The central set of the regulations issued today covers section
401(a)(4) of the Internal Revenue Code, which says that pension
plans must not discriminate in favor of highly compensated
employees. The regulations contain the first comprehensive guidance
issued by the IRS on nondiscrimination in plan benefits and
contributions.
The simplified nondiscrimination regulations also permitted the
IRS to withdraw existing regulations in related areas and reissue
them in significantly simpler form.
The IRS said that the nondiscrimination regulations are
designed to ease pension plan administration by permitting many
plans to satisfy the law on the basis of safe harbors and plan
design. Under the regulations it will be possible for many plan
sponsors to tell whether plans satisfy the nondiscrimination rules
by simply looking at the plan document rather than making
calculations based on individual employee data.
Today's regulations are among the first issued under the IRS's
new emphasis on simplifying regulations. Commissioner of Internal
Revenue Fred T. Goldberg has said that the IRS must make simplifying
regulations a top priority, to reduce the task of taxpayers trying
to comply with the law and to ease the tax administration duties of
the IRS.
Today's regulations are designed for ease of use so that, for
example, for most purposes this sponsor of a defined contribution
plan will generally need to consult only the two sections of the
regulations dealing with the amount of contributions and the
availability of other benefits, rights and features.
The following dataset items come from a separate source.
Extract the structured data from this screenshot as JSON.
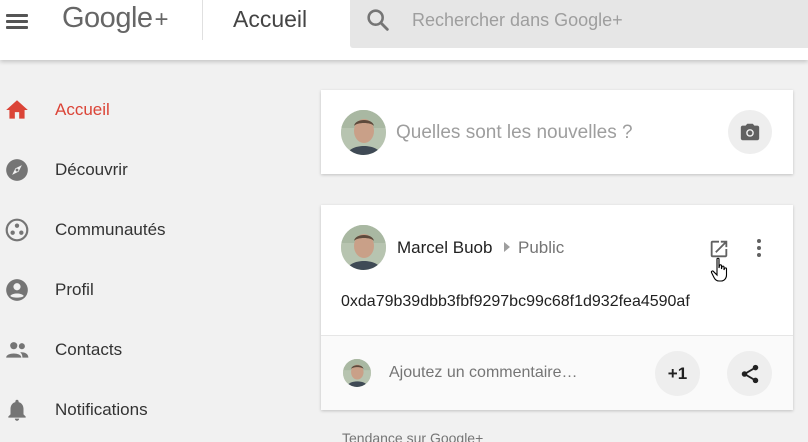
{
  "header": {
    "logo_text": "Google",
    "logo_plus": "+",
    "page_title": "Accueil",
    "search_placeholder": "Rechercher dans Google+"
  },
  "sidebar": {
    "items": [
      {
        "label": "Accueil",
        "icon": "home-icon",
        "active": true
      },
      {
        "label": "Découvrir",
        "icon": "compass-icon",
        "active": false
      },
      {
        "label": "Communautés",
        "icon": "communities-icon",
        "active": false
      },
      {
        "label": "Profil",
        "icon": "profile-icon",
        "active": false
      },
      {
        "label": "Contacts",
        "icon": "people-icon",
        "active": false
      },
      {
        "label": "Notifications",
        "icon": "bell-icon",
        "active": false
      }
    ]
  },
  "compose": {
    "prompt": "Quelles sont les nouvelles ?",
    "icon": "camera-icon"
  },
  "post": {
    "author": "Marcel Buob",
    "visibility": "Public",
    "body": "0xda79b39dbb3fbf9297bc99c68f1d932fea4590af",
    "comment_placeholder": "Ajoutez un commentaire…",
    "plus_one_label": "+1"
  },
  "feed": {
    "trending_label": "Tendance sur Google+"
  },
  "colors": {
    "accent": "#db4437",
    "icon_gray": "#757575",
    "background": "#f1f1f1"
  }
}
The more
complex mathematical issues that apply to relatively few plans, such
as methods to convert contributions to benefits, have been placed in
separate portions of the regulations.
Because of the simplified nondiscrimination regulations, the
IRS could streamline existing proposed regulations dealing with
minimum plan participation. In their new reissued form, the text of
these regulations has been cut by over half, from 93 pages to 40.
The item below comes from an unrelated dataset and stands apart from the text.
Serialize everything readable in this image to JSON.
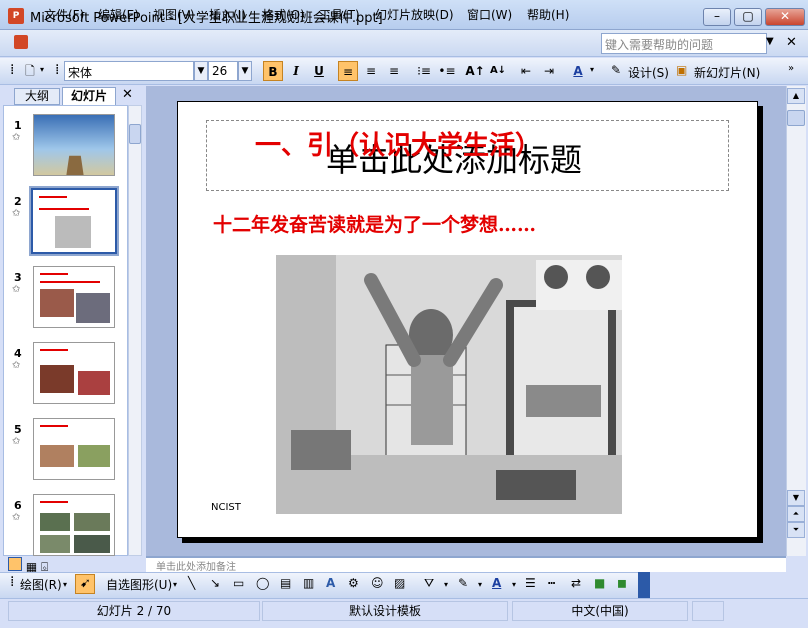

The IRS also has withdrawn and simplified existing proposed and
temporary regulations defining compensation, so that employers can
use a number of easily administered definitions of compensation.
A fourth set of regulations issued today explains the
requirement that no more than $200,000 of compensation can be taken
into account in determining plan contributions or benefits. These
regulations contain a number of changes that make it easier to
administer previously proposed pension regulations under the Tax
Reform Act of 1986.
The IRS said that today's regulations are generally effective
for plan years beginning on or after January 1, 1991.